University of Illinois professor Arthur Kramer said, “It used to be thought that aging was a one-way street that was going the wrong direction.” He tells Science News that his recent study proves “that’s not the case.”
120 sedentary adults between the ages 55 and 80 were recruited for the study. Half of those recruited walked for 40 minutes, three times a week. The other half did stretching and weight exercises instead. After a year the scientists scanned each walkers’ brain and found that the hippocampus where memories are formed, had grown by an average of 2 percent. By contrast, the stretchers’ hippocampi had shrunk by 1.4 percent, as expected.
I understand that a lot more studies are going to be done in this area, but the initial indications are that a brisk jaunt several times a week can roll back the pace of age related memory loss “by about two years.”

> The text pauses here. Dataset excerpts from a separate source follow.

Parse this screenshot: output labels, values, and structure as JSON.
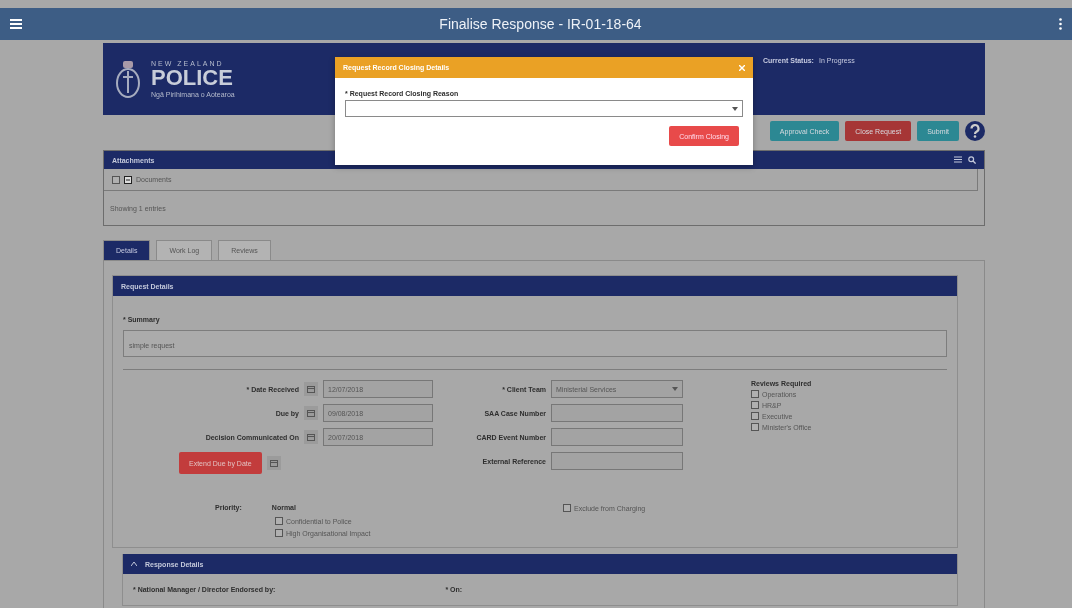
{
  "app_bar": {
    "title": "Finalise Response - IR-01-18-64"
  },
  "header": {
    "logo_top": "NEW ZEALAND",
    "logo_main": "POLICE",
    "logo_sub": "Ngā Pirihimana o Aotearoa",
    "status_label": "Current Status:",
    "status_value": "In Progress"
  },
  "actions": [
    {
      "label": "Approval Check",
      "kind": "teal"
    },
    {
      "label": "Close Request",
      "kind": "danger"
    },
    {
      "label": "Submit",
      "kind": "teal"
    }
  ],
  "attachments": {
    "title": "Attachments",
    "items": [
      {
        "label": "Documents",
        "checked": false
      }
    ],
    "footer": "Showing 1 entries"
  },
  "tabs": [
    {
      "label": "Details",
      "selected": true
    },
    {
      "label": "Work Log",
      "selected": false
    },
    {
      "label": "Reviews",
      "selected": false
    }
  ],
  "request_details": {
    "title": "Request Details",
    "summary_label": "* Summary",
    "summary_value": "simple request",
    "left_fields": [
      {
        "label": "* Date Received",
        "value": "12/07/2018"
      },
      {
        "label": "Due by",
        "value": "09/08/2018"
      },
      {
        "label": "Decision Communicated On",
        "value": "20/07/2018"
      }
    ],
    "extend_button": "Extend Due by Date",
    "client_team": {
      "label": "* Client Team",
      "value": "Ministerial Services"
    },
    "mid_fields": [
      {
        "label": "SAA Case Number"
      },
      {
        "label": "CARD Event Number"
      },
      {
        "label": "External Reference"
      }
    ],
    "reviews_title": "Reviews Required",
    "reviews": [
      {
        "label": "Operations",
        "checked": false
      },
      {
        "label": "HR&P",
        "checked": false
      },
      {
        "label": "Executive",
        "checked": false
      },
      {
        "label": "Minister's Office",
        "checked": false
      }
    ],
    "priority_label": "Priority:",
    "priority_value": "Normal",
    "flags": [
      {
        "label": "Confidential to Police",
        "checked": false
      },
      {
        "label": "High Organisational Impact",
        "checked": false
      }
    ],
    "exclude": {
      "label": "Exclude from Charging",
      "checked": false
    }
  },
  "response_details": {
    "title": "Response Details",
    "endorsed_label": "* National Manager / Director Endorsed by:",
    "on_label": "* On:"
  },
  "dialog": {
    "title": "Request Record Closing Details",
    "field_label": "* Request Record Closing Reason",
    "confirm": "Confirm Closing"
  }
}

The older we grow, the more important exercise becomes. It is not just for physical health, but also mental and spiritual health. I have always been a strong proponent of exercise as one of the best means to deal with stress.
I am going to practice this. If I see you and can’t remember your name, just give me time to walk for a few minutes and I am sure I will remember your name!!
Let me paraphrase a line from a song made popular by Nancy Sinatra – “these brains were made for walking!”